Concernant le Canada, la gravité de la situation reste difficile à estimer car le pays tient peu de statistiques nationales. Toutefois en 2016, 2 458 morts par overdose d’opioïdes ont été dénombrées, à l’exclusion du Québec (données non

36 disponibles). Il semblerait néanmoins que, à l’inverse des Etats-Unis, la consommation était plus d’origine illicite (héroïne et médicaments opioïdes détournés) qu’iatrogène. Les solutions envisagées par le Canada sont différentes de celles prises par les Etats-Unis. La prise en charge cible plus la gestion de l’état de dépendance que la réduction du nombre de mésusage et de détournement de médicaments opioïdes.

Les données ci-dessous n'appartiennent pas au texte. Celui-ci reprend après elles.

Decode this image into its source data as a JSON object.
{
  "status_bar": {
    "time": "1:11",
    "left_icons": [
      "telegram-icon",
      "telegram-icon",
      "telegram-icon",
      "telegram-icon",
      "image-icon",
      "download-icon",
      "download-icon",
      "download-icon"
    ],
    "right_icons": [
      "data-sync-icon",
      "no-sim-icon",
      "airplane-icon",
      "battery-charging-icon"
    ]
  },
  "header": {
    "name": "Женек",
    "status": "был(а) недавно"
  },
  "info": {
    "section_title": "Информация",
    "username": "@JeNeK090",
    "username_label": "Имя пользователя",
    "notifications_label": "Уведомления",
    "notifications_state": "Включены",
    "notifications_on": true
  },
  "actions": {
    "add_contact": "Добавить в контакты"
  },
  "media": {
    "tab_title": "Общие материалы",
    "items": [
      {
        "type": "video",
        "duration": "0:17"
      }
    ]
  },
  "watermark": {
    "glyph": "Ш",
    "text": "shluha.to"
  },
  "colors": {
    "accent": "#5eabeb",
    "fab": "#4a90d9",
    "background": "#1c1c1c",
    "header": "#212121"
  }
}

Les interdictions très restrictives du passé semblent avoir eu un impact sur le mode de consommation actuel ; cela a probablement incité l’arrivée sur le marché de rue de substances entièrement synthétiques et plus puissantes que la morphine comme les fentanyloïdes, des dérivés du fentanyl. En effet, 50g de morphine a quasiment la même puissance d’effet qu’1g de fentanyl. De la même façon, 10 000g de morphine ou 200g de fentanyl a le même ordre de puissance qu’1g de carfentanyl. Ainsi, du fait de leur forte puissance d’action, une faible quantité est nécessaire pour avoir un fort effet. Elles sont donc plus dangereuses et entraîneront plus d’overdoses que les substances actuellement utilisées. Ces produits sont donc un danger à prendre en compte pour l’avenir et menace l’Amérique du Nord mais aussi l’Europe 13,26–28.